The deal comes days after another struggling private airline, East Star Airlines, rejected a purchase offer from Air China parent CNAC and was suspended by Chinese regulator CAAC (ATWOnline, March 17). Sichuan's stake in United Eagle has increased to 76%. Sichuan is controlled by the local government (40%) and China Southern Airlines (39%). The remaining 24% of UEA is held by five private companies led by Chengdu Huaying Investment Consultation (15.1% worth CNY45.4 million).
A Sichuan Airlines insider told ATWOnline that the carrier aims to be better positioned in its home market because China Eastern Airlines and Shenzhen Airlines plan to enter the area soon. Sichuan's "deeper cooperation" with UEA will focus mainly on regional transport.
Launched in July 2005, United Eagle has registered capital of CNY80 million and operates three A319s and two A320s on 17 domestic routes. Owing to its small fleet, scattered ownership structure and the difficult external operating environment, it has suffered heavy losses and carries a debt burden.
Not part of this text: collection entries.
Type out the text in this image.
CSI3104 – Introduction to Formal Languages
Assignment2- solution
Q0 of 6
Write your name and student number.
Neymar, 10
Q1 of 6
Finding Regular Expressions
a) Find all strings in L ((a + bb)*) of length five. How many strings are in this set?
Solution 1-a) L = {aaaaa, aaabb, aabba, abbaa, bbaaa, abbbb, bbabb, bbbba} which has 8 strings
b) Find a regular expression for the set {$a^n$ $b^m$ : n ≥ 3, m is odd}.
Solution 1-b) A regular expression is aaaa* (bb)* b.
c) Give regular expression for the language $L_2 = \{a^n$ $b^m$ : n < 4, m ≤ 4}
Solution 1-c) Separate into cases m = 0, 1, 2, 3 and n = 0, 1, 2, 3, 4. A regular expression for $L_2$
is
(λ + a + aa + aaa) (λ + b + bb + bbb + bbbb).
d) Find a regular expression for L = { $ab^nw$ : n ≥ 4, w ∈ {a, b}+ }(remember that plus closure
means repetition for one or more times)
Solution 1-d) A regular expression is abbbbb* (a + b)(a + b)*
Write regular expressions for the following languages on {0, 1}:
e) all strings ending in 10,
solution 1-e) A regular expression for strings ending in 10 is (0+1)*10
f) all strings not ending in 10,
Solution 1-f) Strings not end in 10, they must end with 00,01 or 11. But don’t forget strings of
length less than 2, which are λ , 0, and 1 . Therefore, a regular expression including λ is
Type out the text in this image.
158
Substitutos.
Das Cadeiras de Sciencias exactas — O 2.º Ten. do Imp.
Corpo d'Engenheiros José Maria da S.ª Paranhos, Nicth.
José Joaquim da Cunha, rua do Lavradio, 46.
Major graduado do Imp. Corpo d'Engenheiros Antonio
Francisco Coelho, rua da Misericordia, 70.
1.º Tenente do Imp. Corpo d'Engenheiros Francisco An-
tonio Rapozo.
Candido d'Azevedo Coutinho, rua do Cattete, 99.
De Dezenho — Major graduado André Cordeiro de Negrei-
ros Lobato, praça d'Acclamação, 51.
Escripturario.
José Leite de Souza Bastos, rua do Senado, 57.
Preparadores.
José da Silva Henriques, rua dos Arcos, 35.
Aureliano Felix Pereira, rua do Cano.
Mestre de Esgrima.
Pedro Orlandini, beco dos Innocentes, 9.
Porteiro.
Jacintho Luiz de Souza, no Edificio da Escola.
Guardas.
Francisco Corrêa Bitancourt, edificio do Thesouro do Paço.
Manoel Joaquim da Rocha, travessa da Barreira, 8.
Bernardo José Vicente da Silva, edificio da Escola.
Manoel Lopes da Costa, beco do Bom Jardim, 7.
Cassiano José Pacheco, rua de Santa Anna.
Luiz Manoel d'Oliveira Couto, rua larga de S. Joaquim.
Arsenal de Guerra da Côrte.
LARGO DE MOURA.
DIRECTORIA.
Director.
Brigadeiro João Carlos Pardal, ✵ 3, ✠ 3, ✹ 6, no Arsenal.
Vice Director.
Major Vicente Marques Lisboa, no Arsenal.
In December 2008, Chengdu Shuangliu International Airport stopped providing service to it because of CNY30.5 million in unpaid landing and ground service fees (ATWOnline, Feb. 3).
The spokesperson told this website that UEA will use the CNY200 million to pay off its debts and expand its business with new routes and fleet additions. It plans to launch Chengdu-Lijiang flights on March 28 and will resume all routes it had to suspend earlier this year. In addition, it expects to take delivery of an A320 in July.